Refinining Our Ethics Barometer


When we turn to Webster to define ethics, it means moral principles that govern a person’s or group’s behavior.  Why then when it comes to what is “right” and what is “wrong”,  is there misinterpretation?  It’s likely because it varies by an individual’s  upbringing and culture.

My upbringing was full of guidelines.  I can still hear my mom say,  tell the truth, play nicely with others,  be accepting, and mind your manners.  One of the hardest ones my dad would say, is  life isn’t fair.  Both would join in with, there is an omnipotent presence (God) who loves you and is walking beside you.  For me, those guidelines and Christian values helped define my ethics barometer.

When I joined the Navy, it was a valuable lesson about values and ethics.  As a slick sleeve Navy seaman (meaning an E-0)  I had to earn every stripe along the way.  My first six months were cleaning bathrooms, mopping floors, emptying the trash, painting flagpoles, mowing the lawn and picking up around the base.

When I was done with this assignment, I was able to move on and use my typing skills to work my way up.  I became responsible for creating the Plan of the Day, giving important news, watch schedules, events and activities to the troops where I was stationed.

Through these duties, I learned to respect the individual.  Just because I was mopping the floors, or typing didn’t mean I wasn’t part of the bigger picture.  In the military you’re exposed to the broadest mix of people you can find.  As sailors, we come from all backgrounds, cultures and countries.  We worked alongside immigrants from Haiti, the Philippines and Canada to name a few.  They wanted to become American citizens.  And we all took the time to pull together to be one  team with a singular focus, to defend American freedom.
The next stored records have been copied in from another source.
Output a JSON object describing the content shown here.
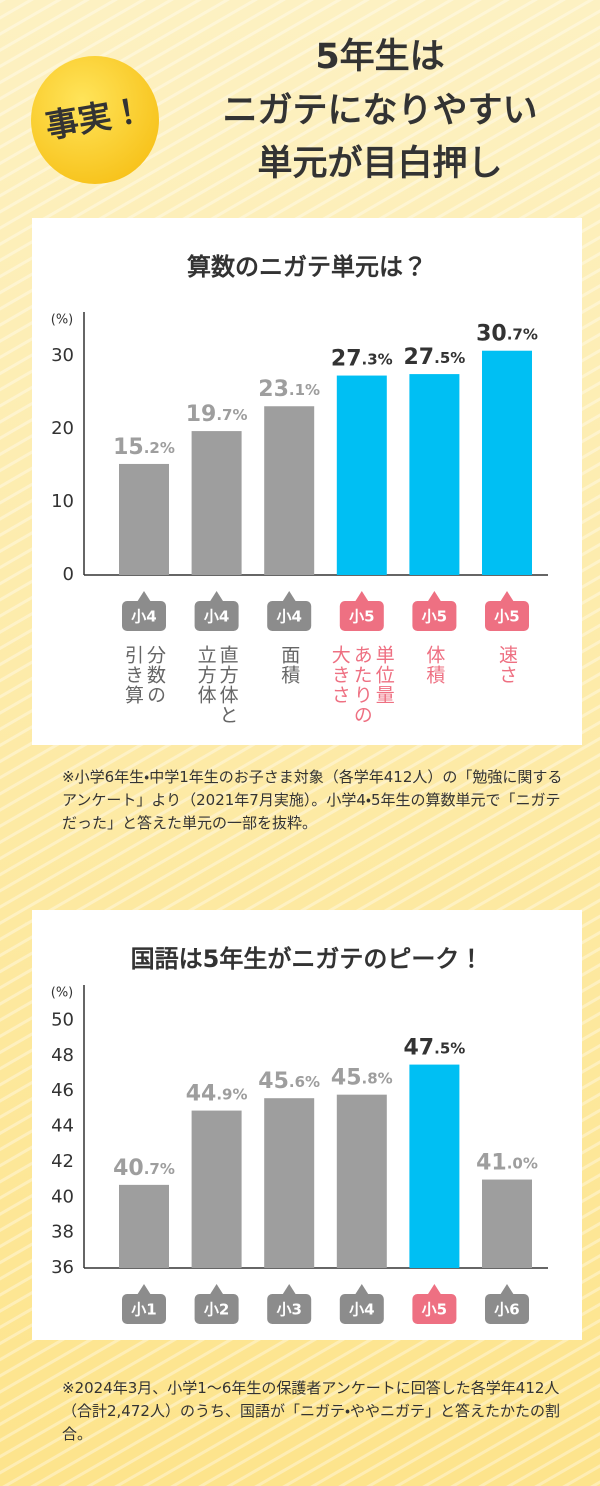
{
  "header": {
    "badge": "事実！",
    "title_lines": [
      "5年生は",
      "ニガテになりやすい",
      "単元が目白押し"
    ]
  },
  "chart_data": [
    {
      "type": "bar",
      "title": "算数のニガテ単元は？",
      "unit": "(%)",
      "categories": [
        "分数の\n引き算",
        "直方体と\n立方体",
        "面積",
        "単位量\nあたりの\n大きさ",
        "体積",
        "速さ"
      ],
      "badges": [
        "小4",
        "小4",
        "小4",
        "小5",
        "小5",
        "小5"
      ],
      "values": [
        15.2,
        19.7,
        23.1,
        27.3,
        27.5,
        30.7
      ],
      "value_labels": [
        "15.2%",
        "19.7%",
        "23.1%",
        "27.3%",
        "27.5%",
        "30.7%"
      ],
      "colors": [
        "#9e9e9e",
        "#9e9e9e",
        "#9e9e9e",
        "#00bff3",
        "#00bff3",
        "#00bff3"
      ],
      "text_colors": [
        "#9e9e9e",
        "#9e9e9e",
        "#9e9e9e",
        "#333333",
        "#333333",
        "#333333"
      ],
      "badge_colors": [
        "#8c8c8c",
        "#8c8c8c",
        "#8c8c8c",
        "#ee7082",
        "#ee7082",
        "#ee7082"
      ],
      "ylim": [
        0,
        36
      ],
      "yticks": [
        0,
        10,
        20,
        30
      ],
      "note": "※小学6年生・中学1年生のお子さま対象（各学年412人）の「勉強に関するアンケート」より（2021年7月実施）。小学4・5年生の算数単元で「ニガテだった」と答えた単元の一部を抜粋。"
    },
    {
      "type": "bar",
      "title": "国語は5年生がニガテのピーク！",
      "unit": "(%)",
      "categories": [
        "小1",
        "小2",
        "小3",
        "小4",
        "小5",
        "小6"
      ],
      "values": [
        40.7,
        44.9,
        45.6,
        45.8,
        47.5,
        41.0
      ],
      "value_labels": [
        "40.7%",
        "44.9%",
        "45.6%",
        "45.8%",
        "47.5%",
        "41.0%"
      ],
      "colors": [
        "#9e9e9e",
        "#9e9e9e",
        "#9e9e9e",
        "#9e9e9e",
        "#00bff3",
        "#9e9e9e"
      ],
      "text_colors": [
        "#9e9e9e",
        "#9e9e9e",
        "#9e9e9e",
        "#9e9e9e",
        "#333333",
        "#9e9e9e"
      ],
      "badge_colors": [
        "#8c8c8c",
        "#8c8c8c",
        "#8c8c8c",
        "#8c8c8c",
        "#ee7082",
        "#8c8c8c"
      ],
      "ylim": [
        36,
        52
      ],
      "yticks": [
        36,
        38,
        40,
        42,
        44,
        46,
        48,
        50
      ],
      "note": "※2024年3月、小学1〜6年生の保護者アンケートに回答した各学年412人（合計2,472人）のうち、国語が「ニガテ・ややニガテ」と答えたかたの割合。"
    }
  ]
}
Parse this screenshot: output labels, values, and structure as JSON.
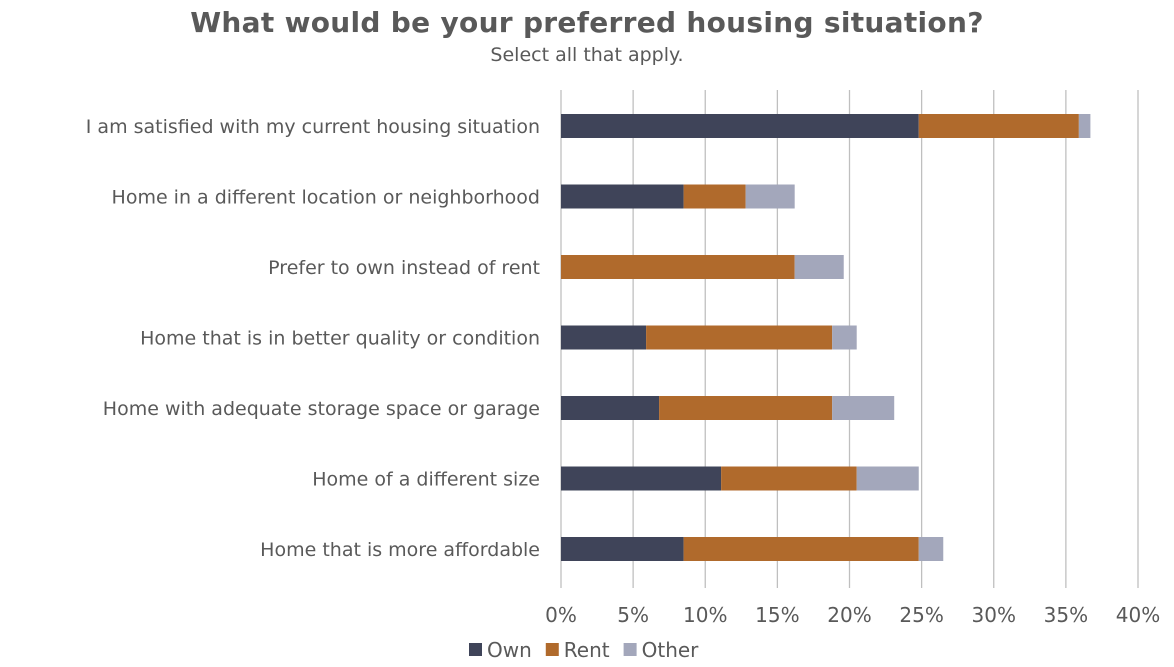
{
  "chart_data": {
    "type": "bar",
    "orientation": "horizontal",
    "stacked": true,
    "title": "What would be your preferred housing situation?",
    "subtitle": "Select all that apply.",
    "categories": [
      "I am satisfied with my current housing situation",
      "Home in a different location or neighborhood",
      "Prefer to own instead of rent",
      "Home that is in better quality or condition",
      "Home with adequate storage space or garage",
      "Home of a different size",
      "Home that is more affordable"
    ],
    "series": [
      {
        "name": "Own",
        "color": "#3f4459",
        "values": [
          24.8,
          8.5,
          0.0,
          5.9,
          6.8,
          11.1,
          8.5
        ]
      },
      {
        "name": "Rent",
        "color": "#b06a2c",
        "values": [
          11.1,
          4.3,
          16.2,
          12.9,
          12.0,
          9.4,
          16.3
        ]
      },
      {
        "name": "Other",
        "color": "#a3a7bb",
        "values": [
          0.8,
          3.4,
          3.4,
          1.7,
          4.3,
          4.3,
          1.7
        ]
      }
    ],
    "xlim": [
      0,
      40
    ],
    "ticks": [
      "0%",
      "5%",
      "10%",
      "15%",
      "20%",
      "25%",
      "30%",
      "35%",
      "40%"
    ],
    "tick_values": [
      0,
      5,
      10,
      15,
      20,
      25,
      30,
      35,
      40
    ],
    "xlabel": "",
    "ylabel": "",
    "grid": "vertical",
    "legend": "bottom"
  }
}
In my military travels I began to better value our American way of life.  Other countries didn’t have the luxuries we had.  Like a democracy, an abundance of food and supplies, and the ability to change your lot in life.  In fact, in some countries, the people there would be lucky if they saw any of these in their lifetime.  It made me realize our many American opportunities.

Changing roles

When I left the Navy , I  became affiliated with the Public Relations Society of America. Here I took on a new role as a public relations counselor and advisor.  In this capacity,  ethics come into play time and time again. My job as PR counselor includes the role as our organization’s ethics barometer.  When making decisions, I ask who will this impact?  What does it mean?  Are  we building winning relationships? Are we improving our reputation?  Do we uphold our values?  How does it align with our values.  In 2015, when I attended the PRSA International Conference it was heartwarming to hear PRSA’s Values and ethics:

·      Respect for the Individual.

·      Courage to speak your mind openly, candidly and respectfully.

·      Honesty/Integrity How you will behave when no one will ever know.

·      Servant’s heart, having a sincere desire to serve others inside and outside the organization.

·      Innovation, creativity and risk taking by uncoupling ourselves from legacy thinking and fear of change.

·      Commitment to personal and professional growth.  Having both the attitude and aptitude to learn and grow.

Whether raising a family, being in service to our country being a public relations counselor, or whatever you do, values and ethics matter.  By looking to these PRSA values, and to the PRSA ethics it is likely we can refine our ethics barometer to point to the moral good.